Three ways to reduce your anxiety during lockdown
People the world over are experiencing unprecedented restrictions to their movement in the wake of the coronavirus pandemic. As South Africans we are in our second week of a mandatory three-week lockdown and many people are struggling to cope with the new normal.
If you find yourself feeling stressed out or anxious about being cooped up at home, only allowed to go shopping for essentials, you are not alone. Not being able to engage in your usual routine can have dire consequences on your mental health. The good news is that there are ways in which you can manage this.
If you’re still trying to figure out how to do this, we’ve put together a short list of exercises specifically targeted to reducing stress and anxiety. Give it a try – it might just bring down your anxiety levels in ways that will make going about our lockdown a little easier.
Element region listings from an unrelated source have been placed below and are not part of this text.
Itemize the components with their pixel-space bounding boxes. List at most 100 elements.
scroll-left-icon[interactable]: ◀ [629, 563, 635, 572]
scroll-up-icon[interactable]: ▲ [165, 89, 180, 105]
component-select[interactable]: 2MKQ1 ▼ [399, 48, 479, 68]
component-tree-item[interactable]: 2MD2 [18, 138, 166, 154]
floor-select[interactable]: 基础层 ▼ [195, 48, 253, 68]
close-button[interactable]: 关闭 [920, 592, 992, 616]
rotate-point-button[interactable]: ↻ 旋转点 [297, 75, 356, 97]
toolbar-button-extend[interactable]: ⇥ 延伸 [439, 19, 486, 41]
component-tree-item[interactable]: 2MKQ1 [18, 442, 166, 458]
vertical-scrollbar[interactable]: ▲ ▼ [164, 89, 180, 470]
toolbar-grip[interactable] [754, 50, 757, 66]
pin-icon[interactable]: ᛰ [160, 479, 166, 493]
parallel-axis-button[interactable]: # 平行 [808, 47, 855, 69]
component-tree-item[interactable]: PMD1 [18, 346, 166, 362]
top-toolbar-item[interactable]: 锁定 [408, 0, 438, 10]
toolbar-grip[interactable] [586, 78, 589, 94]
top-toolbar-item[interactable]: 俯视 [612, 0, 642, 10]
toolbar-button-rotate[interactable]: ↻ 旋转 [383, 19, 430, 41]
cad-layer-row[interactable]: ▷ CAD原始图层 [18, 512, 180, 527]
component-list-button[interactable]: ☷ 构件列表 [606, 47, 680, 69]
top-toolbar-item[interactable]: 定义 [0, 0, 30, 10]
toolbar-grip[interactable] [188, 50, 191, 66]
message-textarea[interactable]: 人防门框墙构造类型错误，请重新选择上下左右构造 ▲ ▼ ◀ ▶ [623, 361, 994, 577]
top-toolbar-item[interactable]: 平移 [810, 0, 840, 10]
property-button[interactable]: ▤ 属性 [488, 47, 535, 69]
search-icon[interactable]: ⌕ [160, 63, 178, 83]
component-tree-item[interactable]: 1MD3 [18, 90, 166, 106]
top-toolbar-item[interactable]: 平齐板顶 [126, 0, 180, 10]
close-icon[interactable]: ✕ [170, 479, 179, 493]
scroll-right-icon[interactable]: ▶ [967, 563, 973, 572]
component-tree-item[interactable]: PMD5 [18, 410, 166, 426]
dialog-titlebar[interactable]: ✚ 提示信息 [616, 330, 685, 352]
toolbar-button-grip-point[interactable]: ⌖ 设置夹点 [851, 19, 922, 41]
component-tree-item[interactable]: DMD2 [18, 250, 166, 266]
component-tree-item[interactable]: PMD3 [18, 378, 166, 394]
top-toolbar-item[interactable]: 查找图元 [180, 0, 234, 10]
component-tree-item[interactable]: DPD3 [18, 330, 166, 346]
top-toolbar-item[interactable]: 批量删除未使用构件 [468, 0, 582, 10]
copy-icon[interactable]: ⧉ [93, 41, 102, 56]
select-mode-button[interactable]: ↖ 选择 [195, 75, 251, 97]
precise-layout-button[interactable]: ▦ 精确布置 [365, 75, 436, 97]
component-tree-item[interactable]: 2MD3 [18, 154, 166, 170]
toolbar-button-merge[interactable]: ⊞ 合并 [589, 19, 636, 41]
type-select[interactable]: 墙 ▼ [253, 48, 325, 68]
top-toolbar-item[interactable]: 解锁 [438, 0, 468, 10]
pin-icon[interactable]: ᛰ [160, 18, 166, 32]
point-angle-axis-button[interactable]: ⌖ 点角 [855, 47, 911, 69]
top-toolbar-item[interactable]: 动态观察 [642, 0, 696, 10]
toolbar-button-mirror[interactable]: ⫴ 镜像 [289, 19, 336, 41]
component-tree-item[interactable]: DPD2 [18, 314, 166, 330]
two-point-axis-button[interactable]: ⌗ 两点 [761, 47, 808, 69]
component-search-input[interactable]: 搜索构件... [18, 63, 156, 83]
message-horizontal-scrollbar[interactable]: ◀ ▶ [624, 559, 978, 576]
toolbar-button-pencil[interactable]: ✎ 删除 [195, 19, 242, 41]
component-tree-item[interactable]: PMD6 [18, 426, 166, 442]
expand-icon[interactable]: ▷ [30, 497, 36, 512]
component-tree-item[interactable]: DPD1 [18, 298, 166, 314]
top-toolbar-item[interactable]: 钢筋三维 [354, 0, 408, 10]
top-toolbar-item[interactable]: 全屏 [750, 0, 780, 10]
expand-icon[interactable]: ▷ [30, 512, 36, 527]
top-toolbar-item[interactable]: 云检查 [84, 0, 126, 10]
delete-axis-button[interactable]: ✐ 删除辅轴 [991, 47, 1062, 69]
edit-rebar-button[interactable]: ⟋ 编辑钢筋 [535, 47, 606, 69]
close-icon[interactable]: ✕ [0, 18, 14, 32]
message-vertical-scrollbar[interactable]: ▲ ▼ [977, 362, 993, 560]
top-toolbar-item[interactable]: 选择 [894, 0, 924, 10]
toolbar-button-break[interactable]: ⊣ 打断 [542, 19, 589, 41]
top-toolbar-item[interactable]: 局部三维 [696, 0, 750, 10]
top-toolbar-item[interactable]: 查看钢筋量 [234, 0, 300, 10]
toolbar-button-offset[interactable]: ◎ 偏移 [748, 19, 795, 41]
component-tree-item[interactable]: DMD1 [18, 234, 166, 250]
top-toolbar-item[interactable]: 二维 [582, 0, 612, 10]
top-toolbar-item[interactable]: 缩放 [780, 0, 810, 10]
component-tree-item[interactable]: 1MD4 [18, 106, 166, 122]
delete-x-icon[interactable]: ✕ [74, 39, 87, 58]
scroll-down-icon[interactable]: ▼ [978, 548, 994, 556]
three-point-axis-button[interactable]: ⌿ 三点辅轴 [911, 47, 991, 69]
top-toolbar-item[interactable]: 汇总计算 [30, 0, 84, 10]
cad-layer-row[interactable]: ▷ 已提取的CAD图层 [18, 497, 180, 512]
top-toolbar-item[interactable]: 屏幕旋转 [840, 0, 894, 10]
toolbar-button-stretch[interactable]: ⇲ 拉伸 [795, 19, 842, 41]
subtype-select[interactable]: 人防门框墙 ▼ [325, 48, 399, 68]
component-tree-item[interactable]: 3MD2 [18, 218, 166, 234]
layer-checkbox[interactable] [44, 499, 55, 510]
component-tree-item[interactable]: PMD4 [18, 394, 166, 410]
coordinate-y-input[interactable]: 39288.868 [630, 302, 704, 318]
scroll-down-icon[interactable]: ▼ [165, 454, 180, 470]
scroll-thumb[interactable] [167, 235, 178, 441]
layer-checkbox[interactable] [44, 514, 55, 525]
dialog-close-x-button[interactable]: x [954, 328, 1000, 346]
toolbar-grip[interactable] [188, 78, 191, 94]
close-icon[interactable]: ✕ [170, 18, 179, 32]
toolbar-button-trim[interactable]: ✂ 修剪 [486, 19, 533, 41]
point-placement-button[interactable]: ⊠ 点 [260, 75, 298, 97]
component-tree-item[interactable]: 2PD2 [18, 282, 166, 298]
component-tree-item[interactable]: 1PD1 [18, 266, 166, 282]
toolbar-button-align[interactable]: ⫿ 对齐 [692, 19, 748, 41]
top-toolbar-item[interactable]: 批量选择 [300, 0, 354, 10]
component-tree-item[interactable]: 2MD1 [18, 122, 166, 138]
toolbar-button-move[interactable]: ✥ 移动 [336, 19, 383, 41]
Journaling isn’t necessarily the stuff of teenage girls. If you find yourself feeling anxious or slightly stressed out, it can help you to manage this. Many people use journaling as a stress management exercise.
A study carried out by researchers at the University of Chicago in 2011 showed that students who feel anxious about exams do better in them when they write about their anxiety before taking the exam. In the same way, if you’re feeling stressed or anxious it might help you to cope with this if you wrote about your feelings: confront them head-on instead of trying to push them aside or pretend they don’t exist.
At the risk of sounding like Oprah, another way of journaling that can improve your mood is to write down all the things you are grateful for. There is a reason why Oprah was such an advocate for the Gratitude Journal: according to different research on the topic, a feeling of gratitude can boost the hormones that make you feel happy.
If you’re skeptical, just give it a try. All you need is a notebook, or piece of paper, and a pen. Spend just a few minutes each day – maybe in the morning – writing down a list of things you are grateful for. It can be as simple as being grateful for your health while so many people are dying of a scary virus, of having had a good night’s sleep or being able to enjoy a cup of tea or coffee after waking up.
For this, try the old-school way and put away your phone. Writing down actual words are part of the process. After doing this for a few mornings, you might find that you have a lot more to be grateful than you realised. And just maybe you discover your inner wordsmith.
Mindfulness is a practice in which you focus on being present and engaged with what’s going on right now or what you’re doing in the moment. It is meant to help clear your head of thoughts that clutter while acknowledging and accepting your emotions and feelings. In essence, it’s a therapeutic technique that you can use to centre and calm yourself.
One of the best ways to achieve mindfulness is through meditation. When done correctly, it has the benefits of lowering stress levels, improving focus and connecting with yourself. If you’re struggling with anxiety during lockdown, it might be a way for you to manage this.
If you’re a beginner, meditation can be a struggle. If you need some help, there are plenty of YouTube videos that can guide you as you start out. Alternatively, there are a few free mindfulness and meditation apps you can try.
These apps are specifically targeted towards meditation and mindfulness. They are free, are rated four stars or more and they're available on IOS and Android:
- Aura: Mindfulness, Sleep & Calming Meditation
- Breethe: Meditation, Sleep, Calm & Mindfulness
- Calm: Meditate, Sleep, Relax
- Let’s Meditate: Sleep & Guided Meditation
- Serenity: Guided Meditation & Mindfulness
What’s important is to choose a time in which you won’t be distracted and to find a space that will allow you to reflect without interruption. You’ll know you’re doing it right if you start feeling more at peace and relaxed. Even just a few minutes of doing this can have a huge impact on how you feel the rest of the day.
If you enjoy meditation, yoga might be something that you find useful for managing your anxiety. It is a mind and body practice, combining exercise and meditation. While it has its roots in Indian philosophy, it’s widely practiced across the world today. Modern yoga has evolved to place more of a focus on the physical aspects: exercise, flexibility, strength and breathing. There are different forms, or branches, of yoga so if you’re starting out, don’t feel overwhelmed.
It is important to be mindful of the fact that you won’t be able to do all the stretches and poses as a beginner. Yoga instructors have spent time and energy fine-tuning their abilities. It is likewise important to stress that you need to exercise caution: as with any exercise, you run the risk of injury if you’re not doing the exercises properly. Don’t push yourself too hard, stop if you feel uncomfortable pain and watch the instructions carefully.
The ideal would be for you to attend classes with an instructor at first but if this is something you want to try during lockdown, there are plenty of online beginner’s videos that can guide you to start out with. Start out with a few minutes and see how this works for you. If you find it beneficial, you can always move to longer yoga sessions.